C’est désormais presque une tradition : la question du voile à l’école accapare les médias et s’immisce dans le débat public. Cette fois pourtant, le contexte est tout autre. La polémique intervient sur fond d’une montée de l’extrême droite et de tractations politiques dans le cadre du prochain gouvernement régional.
L’importance accordée aujourd’hui à l’identité flamande atteint tous les domaines susceptibles d’être concernés. S’agissant du voile, les épisodes tendent à prendre l’allure d’un soap opera sans fin. Depuis 2013, l’interdiction de symboles religieux et philosophiques à l’école est généralisée au sein de l’enseignement communautaire flamand, alors que le Conseil d’Etat avait préalablement jugé que la mesure violait la liberté de religion. Au fil du temps, les affaires judiciaires se sont enchaînées. L’an dernier, le tribunal de Tongres avait jugé que deux adolescentes de Maasmechelen étaient en droit de se voiler au sein de leur établissement. Il y a quelques semaines, à Louvain, le verdict concernant une lycéenne allait dans le même sens : aucune circonstance particulière ne justifiait, selon le juge, une telle interdiction. Quelques jours plus tard, à Gavere, c’est le gouverneur de la province de Flandre-Orientale qui a lui-même suspendu la décision du conseil communal d’introduire cette même restriction dans le règlement des écoles locales, arguant que la mesure n’était pas suffisamment motivée.
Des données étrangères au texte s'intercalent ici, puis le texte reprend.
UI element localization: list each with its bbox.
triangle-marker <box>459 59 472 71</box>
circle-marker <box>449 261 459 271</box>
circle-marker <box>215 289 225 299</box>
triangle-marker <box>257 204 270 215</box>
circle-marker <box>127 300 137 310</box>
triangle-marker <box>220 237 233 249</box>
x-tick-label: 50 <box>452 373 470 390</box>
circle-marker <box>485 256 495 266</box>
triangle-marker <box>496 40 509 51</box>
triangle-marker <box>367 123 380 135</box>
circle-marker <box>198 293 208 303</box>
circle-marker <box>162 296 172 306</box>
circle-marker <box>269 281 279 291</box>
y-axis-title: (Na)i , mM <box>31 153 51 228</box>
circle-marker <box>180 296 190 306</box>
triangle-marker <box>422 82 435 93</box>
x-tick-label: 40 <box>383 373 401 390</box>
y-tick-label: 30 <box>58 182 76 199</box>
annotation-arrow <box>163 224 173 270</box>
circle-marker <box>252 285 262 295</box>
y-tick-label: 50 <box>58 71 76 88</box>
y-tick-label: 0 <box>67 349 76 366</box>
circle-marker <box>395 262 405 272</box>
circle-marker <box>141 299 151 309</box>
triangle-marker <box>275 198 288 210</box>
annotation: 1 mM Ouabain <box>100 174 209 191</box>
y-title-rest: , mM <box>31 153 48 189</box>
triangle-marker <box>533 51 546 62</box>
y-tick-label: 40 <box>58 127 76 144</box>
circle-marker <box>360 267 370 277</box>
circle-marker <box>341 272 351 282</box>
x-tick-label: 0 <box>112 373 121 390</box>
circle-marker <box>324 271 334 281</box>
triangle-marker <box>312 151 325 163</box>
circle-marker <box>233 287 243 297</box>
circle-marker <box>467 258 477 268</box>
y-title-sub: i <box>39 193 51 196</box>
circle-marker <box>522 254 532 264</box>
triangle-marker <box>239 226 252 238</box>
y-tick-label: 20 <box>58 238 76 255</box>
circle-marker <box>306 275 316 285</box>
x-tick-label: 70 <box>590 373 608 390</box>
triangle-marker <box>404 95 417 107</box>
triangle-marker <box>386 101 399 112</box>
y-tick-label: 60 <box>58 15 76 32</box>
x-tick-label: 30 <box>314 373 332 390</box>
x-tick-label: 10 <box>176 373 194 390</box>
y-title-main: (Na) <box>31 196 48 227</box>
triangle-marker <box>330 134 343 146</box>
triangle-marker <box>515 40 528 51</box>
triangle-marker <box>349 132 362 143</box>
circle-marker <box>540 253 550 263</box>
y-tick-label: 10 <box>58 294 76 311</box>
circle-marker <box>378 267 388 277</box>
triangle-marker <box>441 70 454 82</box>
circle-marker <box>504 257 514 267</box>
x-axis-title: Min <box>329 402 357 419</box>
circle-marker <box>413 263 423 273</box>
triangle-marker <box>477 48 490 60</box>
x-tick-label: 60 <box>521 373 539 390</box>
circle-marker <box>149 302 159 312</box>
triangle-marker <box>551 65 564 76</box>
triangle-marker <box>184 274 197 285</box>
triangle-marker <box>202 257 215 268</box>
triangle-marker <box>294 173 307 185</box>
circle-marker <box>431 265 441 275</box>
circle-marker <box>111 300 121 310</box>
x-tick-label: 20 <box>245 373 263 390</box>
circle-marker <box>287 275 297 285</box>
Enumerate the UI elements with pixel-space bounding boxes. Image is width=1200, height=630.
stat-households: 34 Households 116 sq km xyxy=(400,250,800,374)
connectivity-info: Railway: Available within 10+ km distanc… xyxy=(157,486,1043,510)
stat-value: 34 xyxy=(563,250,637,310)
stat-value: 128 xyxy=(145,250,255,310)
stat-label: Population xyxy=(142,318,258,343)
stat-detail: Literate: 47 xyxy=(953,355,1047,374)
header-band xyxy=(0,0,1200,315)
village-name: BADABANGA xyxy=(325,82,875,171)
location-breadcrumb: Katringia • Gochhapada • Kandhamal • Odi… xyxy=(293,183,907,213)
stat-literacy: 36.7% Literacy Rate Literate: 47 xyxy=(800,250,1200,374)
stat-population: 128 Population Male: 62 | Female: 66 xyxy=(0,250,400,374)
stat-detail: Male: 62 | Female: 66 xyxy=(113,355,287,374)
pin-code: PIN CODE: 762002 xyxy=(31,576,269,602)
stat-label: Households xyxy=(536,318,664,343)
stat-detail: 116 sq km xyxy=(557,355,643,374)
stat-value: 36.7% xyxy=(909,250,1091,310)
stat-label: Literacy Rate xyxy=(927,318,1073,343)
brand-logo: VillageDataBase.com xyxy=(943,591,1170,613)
Pour éviter que les élèves de confession musulmane continuent à faire appel à la justice, et pour » assurer la neutralité de l’enseignement officiel flamand « , les nationalistes flamands ont exprimé leur volonté d’inscrire l’interdiction des signes religieux à l’école dans la loi, via un décret. L’intention se retrouve d’ailleurs dans la note de Bart De Wever pour le prochain gouvernement flamand. La N-VA risque toutefois d’être confrontée à un obstacle : pour être adoptée, la mesure doit réunir la majorité des deux tiers du parlement flamand, mais les chrétiens-démocrates du CD&V sont divisés sur la question. La solution pourrait dès lors venir d’un appui de l’opposition, provenant principalement du Vlaams Belang. Mais dans le cas d’une approbation, la réglementation n’est pas à l’abri d’un éventuel recours devant la Cour constitutionnelle ou la Cour européenne des droits de l’homme.
En mai dernier, une étude à grande échelle de la KULeuven a démontré que les écoles secondaires flamandes qui ne rejettent pas les différences culturelles parviennent à mieux réduire l’écart de réussite entre les élèves issus de l’immigration et le reste de la classe. Ce résultat ne semble pas pour autant être pris en compte par les politiques, alors que le recul alarmant du niveau des écoliers flamands inquiète tous les partis. Des mesures en vue d’améliorer les notes scolaires pourraient s’avérer plus constructives et moins polarisantes que celles que l’on tente de faire passer au nom du respect des droits des femmes et de la laïcité.